Advice from the CEOs:
One option is to keep your legacy system, but migrate to a user-friendly platform designed to work with a CRM system that can better meet customers’ needs.
Keep both systems up live until you no longer need the old system, except as an archive of your historic data.
Be sure to cross-train other employees so that your current system doesn’t become worthless if your key administrator gets hit by a truck.
Before you decide which direction to pursue, ask what your employees like the current system.
What do they find most useful?
What accounting features do you need to support your growth plans?
What key functions of the current system would you have to emulate?
How expensive is it to maintain your current system?
Is your business so unique that no off the shelf alternatives exist?
Could you adopt an 80-90% solution and customize the rest?
It may be difficult to do this on your own. Look for a consultant with a background in accounting applications to analyze your needs.
If you feel that you must make a change, but are not ready to do so, develop your solution gradually.
Situation: A founder of a company also heads business development. This person had no prior experience in business development, and no other skills to offer the business. Over the last two years he has generated only a fraction of his salary in new or additional business. The CEO has concluded that it is time to hire a business development professional; however, the Board is reluctant to act. What are the steps that you would take to let a founder go?
Advice from the CEOs:
Because the individual in question is an owner, the situation is delicate. Staff relationships are involved as well as morale. Therefore, it is essential that you create a convincing case for replacing the individual and show that this is the best for the business. Don’t rush the process. However, once you’ve built a solid case for what needs to be done, act expeditiously.

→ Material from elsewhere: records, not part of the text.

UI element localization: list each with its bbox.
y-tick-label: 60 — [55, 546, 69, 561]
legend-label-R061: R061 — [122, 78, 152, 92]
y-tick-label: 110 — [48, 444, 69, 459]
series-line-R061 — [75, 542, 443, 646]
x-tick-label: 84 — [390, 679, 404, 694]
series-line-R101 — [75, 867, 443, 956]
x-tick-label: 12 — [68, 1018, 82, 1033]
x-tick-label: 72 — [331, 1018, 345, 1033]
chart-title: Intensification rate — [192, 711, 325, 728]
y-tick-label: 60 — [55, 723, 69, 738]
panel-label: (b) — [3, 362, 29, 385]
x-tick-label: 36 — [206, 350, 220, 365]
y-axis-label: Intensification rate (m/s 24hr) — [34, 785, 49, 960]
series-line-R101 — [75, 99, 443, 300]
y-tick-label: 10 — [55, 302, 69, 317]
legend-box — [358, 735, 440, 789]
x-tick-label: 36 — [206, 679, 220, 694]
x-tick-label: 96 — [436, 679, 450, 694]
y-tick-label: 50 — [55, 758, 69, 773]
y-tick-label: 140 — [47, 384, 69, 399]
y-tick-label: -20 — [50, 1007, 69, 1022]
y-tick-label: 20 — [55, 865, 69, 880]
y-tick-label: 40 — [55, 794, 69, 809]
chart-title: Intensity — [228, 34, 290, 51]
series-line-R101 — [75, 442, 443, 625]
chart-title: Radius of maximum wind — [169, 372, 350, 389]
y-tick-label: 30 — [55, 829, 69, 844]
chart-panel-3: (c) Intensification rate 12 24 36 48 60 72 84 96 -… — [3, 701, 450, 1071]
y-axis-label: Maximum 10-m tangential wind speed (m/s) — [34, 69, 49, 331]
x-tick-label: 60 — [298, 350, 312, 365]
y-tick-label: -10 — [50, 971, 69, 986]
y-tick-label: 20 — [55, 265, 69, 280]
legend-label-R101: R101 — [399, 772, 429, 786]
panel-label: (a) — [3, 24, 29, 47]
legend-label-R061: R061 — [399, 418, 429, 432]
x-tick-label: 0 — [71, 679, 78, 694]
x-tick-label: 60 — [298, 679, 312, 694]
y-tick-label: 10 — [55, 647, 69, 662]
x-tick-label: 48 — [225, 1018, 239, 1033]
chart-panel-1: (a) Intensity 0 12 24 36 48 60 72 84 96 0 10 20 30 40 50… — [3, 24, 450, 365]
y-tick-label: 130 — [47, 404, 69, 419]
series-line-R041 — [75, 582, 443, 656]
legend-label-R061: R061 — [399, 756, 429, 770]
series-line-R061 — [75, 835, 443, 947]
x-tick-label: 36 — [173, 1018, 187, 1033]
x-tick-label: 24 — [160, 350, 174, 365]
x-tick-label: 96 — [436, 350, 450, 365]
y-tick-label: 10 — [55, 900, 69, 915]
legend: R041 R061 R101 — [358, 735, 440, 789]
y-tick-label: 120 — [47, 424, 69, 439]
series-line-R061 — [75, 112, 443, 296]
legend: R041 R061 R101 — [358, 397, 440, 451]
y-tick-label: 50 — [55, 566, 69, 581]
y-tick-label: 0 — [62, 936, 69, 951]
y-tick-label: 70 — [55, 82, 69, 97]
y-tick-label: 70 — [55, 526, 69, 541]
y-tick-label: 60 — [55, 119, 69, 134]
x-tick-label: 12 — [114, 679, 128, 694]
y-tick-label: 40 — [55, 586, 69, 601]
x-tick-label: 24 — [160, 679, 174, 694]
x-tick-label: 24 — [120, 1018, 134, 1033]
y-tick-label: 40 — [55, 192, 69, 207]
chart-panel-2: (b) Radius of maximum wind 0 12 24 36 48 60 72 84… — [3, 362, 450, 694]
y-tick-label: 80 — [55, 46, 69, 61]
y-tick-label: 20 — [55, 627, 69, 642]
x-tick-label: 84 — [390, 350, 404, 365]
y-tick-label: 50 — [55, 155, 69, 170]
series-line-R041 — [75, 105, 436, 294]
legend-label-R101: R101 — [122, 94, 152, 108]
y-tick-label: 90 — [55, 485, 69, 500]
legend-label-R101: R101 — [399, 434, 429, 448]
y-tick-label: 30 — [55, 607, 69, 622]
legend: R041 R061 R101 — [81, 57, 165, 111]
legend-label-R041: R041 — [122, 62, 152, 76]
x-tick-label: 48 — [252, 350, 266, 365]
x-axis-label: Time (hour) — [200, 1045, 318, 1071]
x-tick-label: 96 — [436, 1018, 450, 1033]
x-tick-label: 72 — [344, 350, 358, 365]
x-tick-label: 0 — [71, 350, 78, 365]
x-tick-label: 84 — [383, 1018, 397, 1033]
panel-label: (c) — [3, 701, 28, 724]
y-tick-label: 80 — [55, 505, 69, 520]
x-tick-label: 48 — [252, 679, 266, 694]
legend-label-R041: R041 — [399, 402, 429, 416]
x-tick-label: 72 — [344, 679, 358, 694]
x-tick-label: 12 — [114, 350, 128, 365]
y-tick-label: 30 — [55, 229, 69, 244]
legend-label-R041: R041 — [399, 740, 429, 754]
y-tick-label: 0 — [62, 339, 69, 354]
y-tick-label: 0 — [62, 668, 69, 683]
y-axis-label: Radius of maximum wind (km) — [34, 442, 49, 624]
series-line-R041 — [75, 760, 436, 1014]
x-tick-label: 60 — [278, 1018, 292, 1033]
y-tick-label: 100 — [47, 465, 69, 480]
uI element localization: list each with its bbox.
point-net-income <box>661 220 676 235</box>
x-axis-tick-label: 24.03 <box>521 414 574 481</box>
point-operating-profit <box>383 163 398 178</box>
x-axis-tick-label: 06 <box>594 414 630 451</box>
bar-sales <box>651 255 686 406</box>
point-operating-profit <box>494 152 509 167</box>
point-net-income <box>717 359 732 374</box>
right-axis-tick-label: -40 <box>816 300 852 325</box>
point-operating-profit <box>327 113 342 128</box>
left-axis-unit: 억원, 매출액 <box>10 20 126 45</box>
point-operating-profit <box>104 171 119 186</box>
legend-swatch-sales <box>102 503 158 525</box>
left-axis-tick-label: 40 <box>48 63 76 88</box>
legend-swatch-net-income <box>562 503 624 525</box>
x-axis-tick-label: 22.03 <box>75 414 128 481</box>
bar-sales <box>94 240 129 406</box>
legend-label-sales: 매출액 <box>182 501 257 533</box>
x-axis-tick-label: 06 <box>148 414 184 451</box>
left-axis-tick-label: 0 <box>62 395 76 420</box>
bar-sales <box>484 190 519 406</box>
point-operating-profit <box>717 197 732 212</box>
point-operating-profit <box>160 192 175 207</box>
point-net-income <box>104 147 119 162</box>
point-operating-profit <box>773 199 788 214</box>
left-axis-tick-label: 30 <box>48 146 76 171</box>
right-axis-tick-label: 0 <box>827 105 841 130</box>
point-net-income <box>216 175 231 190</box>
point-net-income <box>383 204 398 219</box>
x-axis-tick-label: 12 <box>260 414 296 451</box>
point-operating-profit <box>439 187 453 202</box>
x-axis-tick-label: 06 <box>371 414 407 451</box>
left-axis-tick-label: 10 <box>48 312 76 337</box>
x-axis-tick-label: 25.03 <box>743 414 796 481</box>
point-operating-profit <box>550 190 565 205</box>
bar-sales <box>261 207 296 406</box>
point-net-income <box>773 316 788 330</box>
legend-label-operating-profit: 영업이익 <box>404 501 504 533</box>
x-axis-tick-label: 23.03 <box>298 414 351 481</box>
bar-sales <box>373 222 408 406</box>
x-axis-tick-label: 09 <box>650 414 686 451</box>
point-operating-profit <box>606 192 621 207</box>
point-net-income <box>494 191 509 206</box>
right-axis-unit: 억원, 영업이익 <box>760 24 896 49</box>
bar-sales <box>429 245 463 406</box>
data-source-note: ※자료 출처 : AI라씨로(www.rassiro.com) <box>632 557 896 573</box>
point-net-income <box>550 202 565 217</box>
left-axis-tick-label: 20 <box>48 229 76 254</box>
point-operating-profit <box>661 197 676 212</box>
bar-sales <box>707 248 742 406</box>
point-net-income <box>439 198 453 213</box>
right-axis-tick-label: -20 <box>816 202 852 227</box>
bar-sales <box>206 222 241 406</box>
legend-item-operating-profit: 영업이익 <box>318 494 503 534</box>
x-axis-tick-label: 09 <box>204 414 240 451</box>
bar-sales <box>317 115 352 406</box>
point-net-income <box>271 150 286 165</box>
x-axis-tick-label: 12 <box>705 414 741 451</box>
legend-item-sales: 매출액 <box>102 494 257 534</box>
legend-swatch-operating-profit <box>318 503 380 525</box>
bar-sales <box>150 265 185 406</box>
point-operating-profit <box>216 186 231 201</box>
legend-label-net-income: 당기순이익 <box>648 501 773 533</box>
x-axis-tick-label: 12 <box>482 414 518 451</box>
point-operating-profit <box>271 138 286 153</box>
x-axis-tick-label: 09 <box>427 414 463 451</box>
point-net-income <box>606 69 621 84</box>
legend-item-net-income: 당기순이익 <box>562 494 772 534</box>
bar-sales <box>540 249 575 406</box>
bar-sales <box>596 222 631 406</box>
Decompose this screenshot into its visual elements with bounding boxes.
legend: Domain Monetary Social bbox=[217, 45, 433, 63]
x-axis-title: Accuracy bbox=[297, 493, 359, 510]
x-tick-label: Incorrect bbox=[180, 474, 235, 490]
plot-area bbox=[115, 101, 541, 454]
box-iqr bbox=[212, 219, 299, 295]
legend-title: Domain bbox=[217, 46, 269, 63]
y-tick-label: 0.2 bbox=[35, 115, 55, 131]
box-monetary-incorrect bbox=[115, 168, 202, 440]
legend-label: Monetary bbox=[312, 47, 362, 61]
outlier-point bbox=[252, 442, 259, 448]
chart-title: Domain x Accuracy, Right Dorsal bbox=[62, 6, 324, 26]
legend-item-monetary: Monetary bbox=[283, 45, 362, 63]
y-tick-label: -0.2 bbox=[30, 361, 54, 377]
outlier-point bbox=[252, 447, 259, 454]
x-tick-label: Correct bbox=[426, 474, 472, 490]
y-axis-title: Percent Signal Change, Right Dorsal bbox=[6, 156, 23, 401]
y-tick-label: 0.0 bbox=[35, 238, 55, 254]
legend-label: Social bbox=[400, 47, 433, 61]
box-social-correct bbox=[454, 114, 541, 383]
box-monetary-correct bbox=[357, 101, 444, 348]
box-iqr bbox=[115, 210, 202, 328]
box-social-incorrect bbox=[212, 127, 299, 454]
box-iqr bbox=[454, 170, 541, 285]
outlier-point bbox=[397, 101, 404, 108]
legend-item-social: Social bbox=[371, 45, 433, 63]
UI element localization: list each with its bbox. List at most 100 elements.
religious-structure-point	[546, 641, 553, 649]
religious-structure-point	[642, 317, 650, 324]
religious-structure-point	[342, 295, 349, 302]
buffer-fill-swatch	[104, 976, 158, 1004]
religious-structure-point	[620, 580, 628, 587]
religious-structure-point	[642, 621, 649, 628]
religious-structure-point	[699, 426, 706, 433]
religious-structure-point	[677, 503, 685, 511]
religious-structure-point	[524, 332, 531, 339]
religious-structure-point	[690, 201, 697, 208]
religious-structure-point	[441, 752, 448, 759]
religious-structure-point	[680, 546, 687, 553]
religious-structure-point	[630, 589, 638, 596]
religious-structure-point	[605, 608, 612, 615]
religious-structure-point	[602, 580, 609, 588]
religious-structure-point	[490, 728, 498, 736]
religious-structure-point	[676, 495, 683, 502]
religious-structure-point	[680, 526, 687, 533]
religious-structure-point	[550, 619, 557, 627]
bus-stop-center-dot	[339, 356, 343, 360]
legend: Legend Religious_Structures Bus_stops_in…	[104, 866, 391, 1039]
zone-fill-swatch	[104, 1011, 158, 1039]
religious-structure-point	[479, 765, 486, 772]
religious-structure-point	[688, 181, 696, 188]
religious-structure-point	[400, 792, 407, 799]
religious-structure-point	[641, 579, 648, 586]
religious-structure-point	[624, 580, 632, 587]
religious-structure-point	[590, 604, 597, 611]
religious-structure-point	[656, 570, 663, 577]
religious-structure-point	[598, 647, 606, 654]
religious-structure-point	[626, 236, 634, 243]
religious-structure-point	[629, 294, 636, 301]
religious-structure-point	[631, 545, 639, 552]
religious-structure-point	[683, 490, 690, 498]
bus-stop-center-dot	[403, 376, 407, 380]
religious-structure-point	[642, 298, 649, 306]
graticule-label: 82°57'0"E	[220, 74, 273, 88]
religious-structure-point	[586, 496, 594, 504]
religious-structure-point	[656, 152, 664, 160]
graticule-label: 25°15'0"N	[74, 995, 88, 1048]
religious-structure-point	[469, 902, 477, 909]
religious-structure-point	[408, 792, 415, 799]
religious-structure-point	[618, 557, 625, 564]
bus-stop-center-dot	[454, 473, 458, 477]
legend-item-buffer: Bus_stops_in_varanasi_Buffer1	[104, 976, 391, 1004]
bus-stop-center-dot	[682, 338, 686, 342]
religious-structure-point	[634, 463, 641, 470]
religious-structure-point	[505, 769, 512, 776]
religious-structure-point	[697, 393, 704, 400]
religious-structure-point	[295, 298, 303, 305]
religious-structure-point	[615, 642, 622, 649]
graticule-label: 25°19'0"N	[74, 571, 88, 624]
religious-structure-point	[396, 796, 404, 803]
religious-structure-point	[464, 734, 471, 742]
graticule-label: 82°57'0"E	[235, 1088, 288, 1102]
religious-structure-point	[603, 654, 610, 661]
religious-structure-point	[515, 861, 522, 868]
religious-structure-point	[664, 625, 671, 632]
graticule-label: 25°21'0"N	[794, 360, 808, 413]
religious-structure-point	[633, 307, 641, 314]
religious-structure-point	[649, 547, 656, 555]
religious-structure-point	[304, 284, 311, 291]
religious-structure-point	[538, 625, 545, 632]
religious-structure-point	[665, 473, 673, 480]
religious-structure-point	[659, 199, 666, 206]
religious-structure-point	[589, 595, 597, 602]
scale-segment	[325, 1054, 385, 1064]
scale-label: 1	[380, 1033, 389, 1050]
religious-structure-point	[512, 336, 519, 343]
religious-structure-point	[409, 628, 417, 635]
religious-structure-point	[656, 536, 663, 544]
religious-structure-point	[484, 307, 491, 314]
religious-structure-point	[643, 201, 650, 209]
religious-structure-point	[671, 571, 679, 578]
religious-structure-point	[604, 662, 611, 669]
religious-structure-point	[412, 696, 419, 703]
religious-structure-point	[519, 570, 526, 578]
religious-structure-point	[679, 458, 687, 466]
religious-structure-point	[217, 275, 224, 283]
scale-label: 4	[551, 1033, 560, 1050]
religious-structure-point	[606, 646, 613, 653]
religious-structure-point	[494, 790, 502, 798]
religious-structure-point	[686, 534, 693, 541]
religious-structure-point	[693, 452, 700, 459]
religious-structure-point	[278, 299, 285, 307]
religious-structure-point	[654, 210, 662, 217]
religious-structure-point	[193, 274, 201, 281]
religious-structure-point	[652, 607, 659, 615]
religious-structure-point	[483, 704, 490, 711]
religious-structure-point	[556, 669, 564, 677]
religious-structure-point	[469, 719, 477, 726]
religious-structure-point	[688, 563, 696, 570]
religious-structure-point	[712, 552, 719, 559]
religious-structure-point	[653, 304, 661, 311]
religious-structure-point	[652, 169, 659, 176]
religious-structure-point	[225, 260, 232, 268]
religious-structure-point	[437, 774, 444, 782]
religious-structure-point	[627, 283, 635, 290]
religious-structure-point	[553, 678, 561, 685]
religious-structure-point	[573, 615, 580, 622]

Start by evaluating and documenting what the individual is doing to develop new business.
Count customer connects per day. Set a baseline expectation and measure against this.
Look at the pipeline. Historically what does your new business funnel look like – contacts, presentations, evaluations, closes. How does this individual’s pipeline stack up?
What are his business advancement and close ratios? How do these compare with industry standards?
For the individual: Demonstrate that his performance is penalizing his own return as an owner. Create a spreadsheet that shows:
The current situation, and his return as a shareholder from current results, versus
Hiring two effective business development people, and how this could change his return.
Show the individual a graceful way out – one that works for him.
For the Board: if the current direction is negative, create a model that shows your current direction and the break even implications. Present this analysis to the Board to show that the company needs a change.